Computer, electronics and telecommunications companies shed more than 90,000 jobs last year, compared to nearly 80,000 in 2015, according to a new report out from Challenger, Gray & Christmas, a global outplacement firm based in Chicago. Tech layoffs accounted for 18 percent of the total 526,915 U.S. job cuts announced in 2016.
Computer companies were hit especially hard; layoffs in the sector were up 7 percent in 2016. Dell Technologies (NYSE: DVMT) was responsible for much of the uptick when it converged with EMC last year and cut thousands of positions. Intel (NASDAQ: INTC), IBM (NYSE: IBM), Cisco Systems (NASDAQ: CSCO) and Microsoft (NASDAQ: MSFT) also shed jobs, with Intel laying off 12,000 employees, or 11 percent of its workforce, per the report.
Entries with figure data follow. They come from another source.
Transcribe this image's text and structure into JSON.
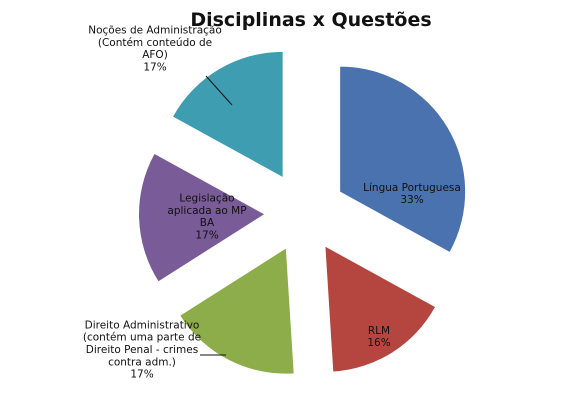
{
  "chart_data": {
    "type": "pie",
    "title": "Disciplinas x Questões",
    "exploded": true,
    "slices": [
      {
        "name": "Língua Portuguesa",
        "label_lines": [
          "Língua Portuguesa",
          "33%"
        ],
        "percent": 33,
        "color": "#4A72AF"
      },
      {
        "name": "RLM",
        "label_lines": [
          "RLM",
          "16%"
        ],
        "percent": 16,
        "color": "#B4463F"
      },
      {
        "name": "Direito Administrativo (contém uma parte de Direito Penal - crimes contra adm.)",
        "label_lines": [
          "Direito Administrativo",
          "(contém uma parte de",
          "Direito Penal - crimes",
          "contra adm.)",
          "17%"
        ],
        "percent": 17,
        "color": "#8DAD4A"
      },
      {
        "name": "Legislação aplicada ao MP BA",
        "label_lines": [
          "Legislação",
          "aplicada ao MP",
          "BA",
          "17%"
        ],
        "percent": 17,
        "color": "#795B98"
      },
      {
        "name": "Noções de Administração (Contém conteúdo de AFO)",
        "label_lines": [
          "Noções de Administração",
          "(Contém conteúdo de",
          "AFO)",
          "17%"
        ],
        "percent": 17,
        "color": "#3E9DB0"
      }
    ]
  }
}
You're right it's a fairly small proportion, but when the workforce overall is growing by around ~1 million per month, growth within each sector is essential just to cope (figure source is 2 years old and not IT specific, but still likely to be broadly accurate: https://blogs.wsj.com/briefly/2015/07/22/indias-labor-force/ )
I'd say that 2% of a whole industry being laid off is quite considerable, if 2% of the German car industry is laid off in a single year it'd be considerable, for example.
From https://www.bizjournals.com/bizjournals/news/2017/02/17/tech...
Computer, electronics and telecommunications companies shed more than 90,000 jobs last year, compared to nearly 80,000 in 2015, according to a new report out from Challenger, Gray & Christmas, a global outplacement firm based in Chicago. Tech layoffs accounted for 18 percent of the total 526,915 U.S. job cuts announced in 2016.
Computer companies were hit especially hard; layoffs in the sector were up 7 percent in 2016. Dell Technologies (NYSE: DVMT) was responsible for much of the uptick when it converged with EMC last year and cut thousands of positions. Intel (NASDAQ: INTC), IBM (NYSE: IBM), Cisco Systems (NASDAQ: CSCO) and Microsoft (NASDAQ: MSFT) also shed jobs, with Intel laying off 12,000 employees, or 11 percent of its workforce, per the report.